Fornire feedback negativi può essere scomodo e difficile per i manager: ne abbiamo già parlato più volte nei mesi scorsi. A questo proposito, ho avuto modo di leggere recentemente una ricerca effettuata da INSEAD su questo tema, che è spesso fonte di fraintendimenti, influisce negativamente sulle prestazioni ed è causa di frustrazione per dipendenti.

L’esperienza mostra che spesso il leader tende ad edulcorare il cosiddetto feedback di riorientamento, ossia quello negativo. La domanda è: perché questo accade? L’opinione più frequente è che lo faccia per evitare conflitti, per cui l’attività di coach e consulenti è di solito orientata a diminuire questo disagio psicologico nel manager.

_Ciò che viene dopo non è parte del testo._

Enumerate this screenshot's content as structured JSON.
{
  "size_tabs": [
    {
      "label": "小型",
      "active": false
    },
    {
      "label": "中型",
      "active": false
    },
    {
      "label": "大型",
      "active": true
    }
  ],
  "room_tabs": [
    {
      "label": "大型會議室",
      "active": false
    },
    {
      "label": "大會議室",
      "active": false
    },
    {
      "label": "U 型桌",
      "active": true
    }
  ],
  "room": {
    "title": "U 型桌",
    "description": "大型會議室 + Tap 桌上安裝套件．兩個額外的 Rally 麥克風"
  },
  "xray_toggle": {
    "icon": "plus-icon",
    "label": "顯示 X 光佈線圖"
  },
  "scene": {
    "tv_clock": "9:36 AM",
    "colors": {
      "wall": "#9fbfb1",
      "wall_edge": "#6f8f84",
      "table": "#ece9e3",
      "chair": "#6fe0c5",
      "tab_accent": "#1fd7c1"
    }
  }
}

La ricerca di INSEAD, invece, dà del fenomeno un’interpretazione un po’ diversa, perché l’attribuisce ad un pregiudizio cognitivo chiamato “illusione di trasparenza”, nel quale incorriamo tutte le volte che tendiamo a credere che il nostro disagio interiore debba essere già evidente agli altri senza che glielo esprimiamo con chiarezza. Questo è un pregiudizio molto pericoloso per esempio nella vita di coppia, perché se un coniuge dà per scontato che l’altro debba conoscere il motivo della propria insoddisfazione, possono nascere molti fraintendimenti.

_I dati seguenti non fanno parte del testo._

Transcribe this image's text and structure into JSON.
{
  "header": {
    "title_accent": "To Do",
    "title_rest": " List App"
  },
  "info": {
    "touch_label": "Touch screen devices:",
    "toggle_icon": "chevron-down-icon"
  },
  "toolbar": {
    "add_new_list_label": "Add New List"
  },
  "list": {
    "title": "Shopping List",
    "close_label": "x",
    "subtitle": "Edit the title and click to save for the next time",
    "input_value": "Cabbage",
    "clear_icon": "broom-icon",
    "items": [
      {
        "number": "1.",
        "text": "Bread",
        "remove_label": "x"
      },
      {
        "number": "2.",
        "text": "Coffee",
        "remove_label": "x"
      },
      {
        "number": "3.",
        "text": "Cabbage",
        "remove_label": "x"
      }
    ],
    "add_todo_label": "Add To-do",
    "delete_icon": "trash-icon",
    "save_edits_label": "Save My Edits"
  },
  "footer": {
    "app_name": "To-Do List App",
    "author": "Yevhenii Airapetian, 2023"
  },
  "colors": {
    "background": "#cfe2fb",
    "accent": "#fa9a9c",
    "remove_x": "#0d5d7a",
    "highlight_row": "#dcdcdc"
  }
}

Anche nel rapporto leader – follower questo pregiudizio è pericoloso, poiché se partiamo dal presupposto che le nostre intenzioni sono facilmente distinguibili dagli altri, non compiremo lo sforzo necessario per comunicare i nostri pensieri in modo chiaro, diretto e comprensibile. Questo pregiudizio può agire anche in caso di feedback positivo, naturalmente, ma l’effetto distorsivo diventa più forte quando si esprimono informazioni negative. In altre parole, più il messaggio è negativo, meno è probabile che le persone si impegnino per comunicare con chiarezza!

I ricercatori di INSEAD hanno scoperto che “la differenza tra ciò che i manager presumono che i loro dipendenti abbiano compreso e ciò che i loro dipendenti effettivamente comprendono aumenta quando il feedback diventa più negativo. Ciò è dovuto al presupposto dei manager che le loro opinioni sono già evidenti e che i dipendenti percepiscono il feedback più negativamente di loro. I manager giudicano erroneamente lo sforzo necessario per comunicare il proprio feedback e lasciano i dipendenti con impressioni troppo vaghe per comprendere”.

Il paradosso è che il manager pensa di essere stato chiaro, mentre il collaboratore ha un’idea vaga delle proprie aree di miglioramento. Anzi, il messaggio è stato così edulcorato che il collaboratore molto probabilmente uscirà dal colloquio con l’idea di aver avuto una prestazione positiva con “qualcosa” da migliorare, mentre il manager probabilmente pensa di aver descritto una performance insufficiente se non addirittura negativa!

Come correggere questa distorsione?

I test dei ricercatori di INSEAD hanno dimostrato che “ricordare ai manager che il loro feedback non sarà così evidente per i loro dipendenti come si aspettano che fosse, ha migliorato significativamente l’accuratezza del loro feedback. Poiché i manager affrontano molte richieste, è importante notare che gli eventi di formazione una tantum potrebbero non essere sufficienti e una soluzione più strutturale o permanente sarebbe quella di mettere in atto misure per ricordare loro di concentrarsi su una comunicazione chiara prima di ogni riunione di feedback. Ciò garantirà che la chiarezza del loro feedback sia in cima alla loro lista di cose da fare durante una riunione di valutazione”.

Quindi la soluzione sta nell’impostare in azienda un training più accurato sul feedback, focalizzando i manager sulla sua importanza in ogni attività che svolgono, soprattutto nei colloqui di valutazione dei propri collaboratori. Dare feedback non è facile, lo sappiamo, ma creare una cultura del feedback in azienda è possibile.